The states claim that, “If this Court does not enter a stay, the Plan will continue to unlawfully impose massive and irreparable harms upon the sovereign states, as well as irreversible changes in the energy markets. In the proceedings before the DC Circuit, the 27 states that sought to stay the Plan and the 18 States that defended it submitted declarations explaining that states are already expending significant time and resources to implement the Power Plan. These federally mandated efforts are forcing states to expend money and resources, displacing the states’ ability to achieve their own sovereign priorities, and requiring some states to change their laws to enable or accommodate a shift from fossil fuel-fired generation to other sources of energy. And parties on all sides agree that the Plan is currently forcing businesses to shutter plants and make other decisions with long-term and fundamental impacts on energy markets, further compounding the injury to states as market regulators and energy consumers. Only a stay from this Court now can ensure that EPA will not, in another year or two, once more boast that it has rendered this Court’s review practically meaningless. Absent a stay, the Power Plan will throughout the lifespan of this litigation—force massive, irreversible changes in terms of state policies and resources, power plant shutdowns, and investments in wind and solar power.”
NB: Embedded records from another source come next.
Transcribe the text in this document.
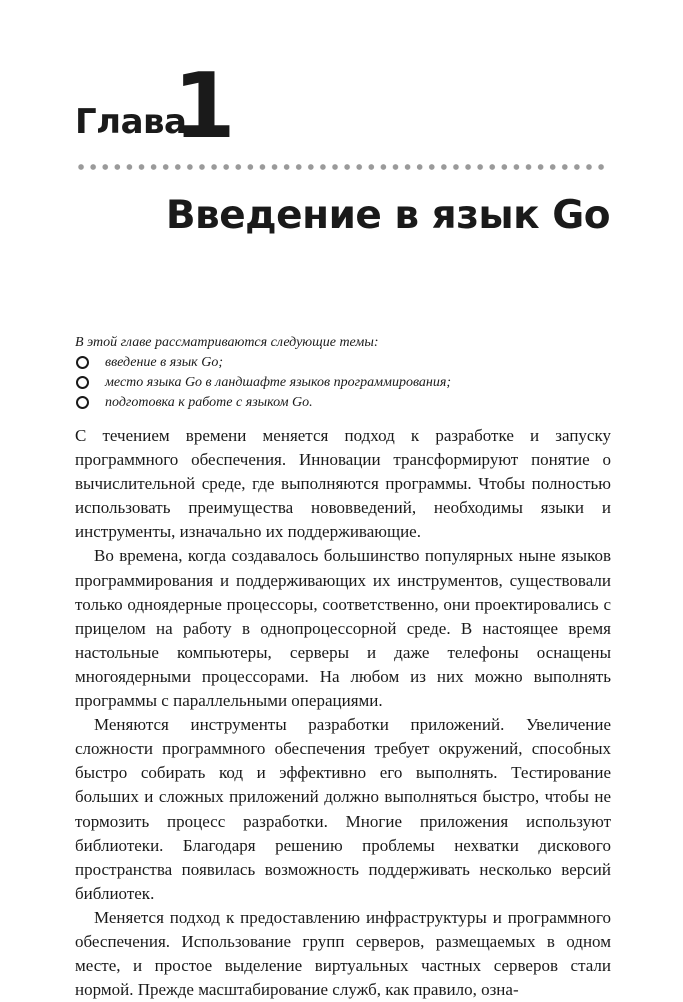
Глава
1
Введение в язык Go
В этой главе рассматриваются следующие темы:
введение в язык Go;
место языка Go в ландшафте языков программирования;
подготовка к работе с языком Go.

С течением времени меняется подход к разработке и запуску программного обеспечения. Инновации трансформируют понятие о вычислительной среде, где выполняются программы. Чтобы полностью использовать преимущества нововведений, необходимы языки и инструменты, изначально их поддерживающие.

Во времена, когда создавалось большинство популярных ныне языков программирования и поддерживающих их инструментов, существовали только одноядерные процессоры, соответственно, они проектировались с прицелом на работу в однопроцессорной среде. В настоящее время настольные компьютеры, серверы и даже телефоны оснащены многоядерными процессорами. На любом из них можно выполнять программы с параллельными операциями.

Меняются инструменты разработки приложений. Увеличение сложности программного обеспечения требует окружений, способных быстро собирать код и эффективно его выполнять. Тестирование больших и сложных приложений должно выполняться быстро, чтобы не тормозить процесс разработки. Многие приложения используют библиотеки. Благодаря решению проблемы нехватки дискового пространства появилась возможность поддерживать несколько версий библиотек.

Меняется подход к предоставлению инфраструктуры и программного обеспечения. Использование групп серверов, размещаемых в одном месте, и простое выделение виртуальных частных серверов стали нормой. Прежде масштабирование служб, как правило, озна-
The new CO2 rules combined with low natural gas prices and already ongoing federal litigation have already led Alabama Power to shut down a number of coal fired power plants in Alabama. President Obama’s ongoing ‘War on Coal’ has led to the loss of thousands of good paying coal mining jobs as well as transportation sector jobs which were tied to moving coal across the country.
Luther Strange has said that he wakes up every day thinking of new ways to fight the Obama Administration.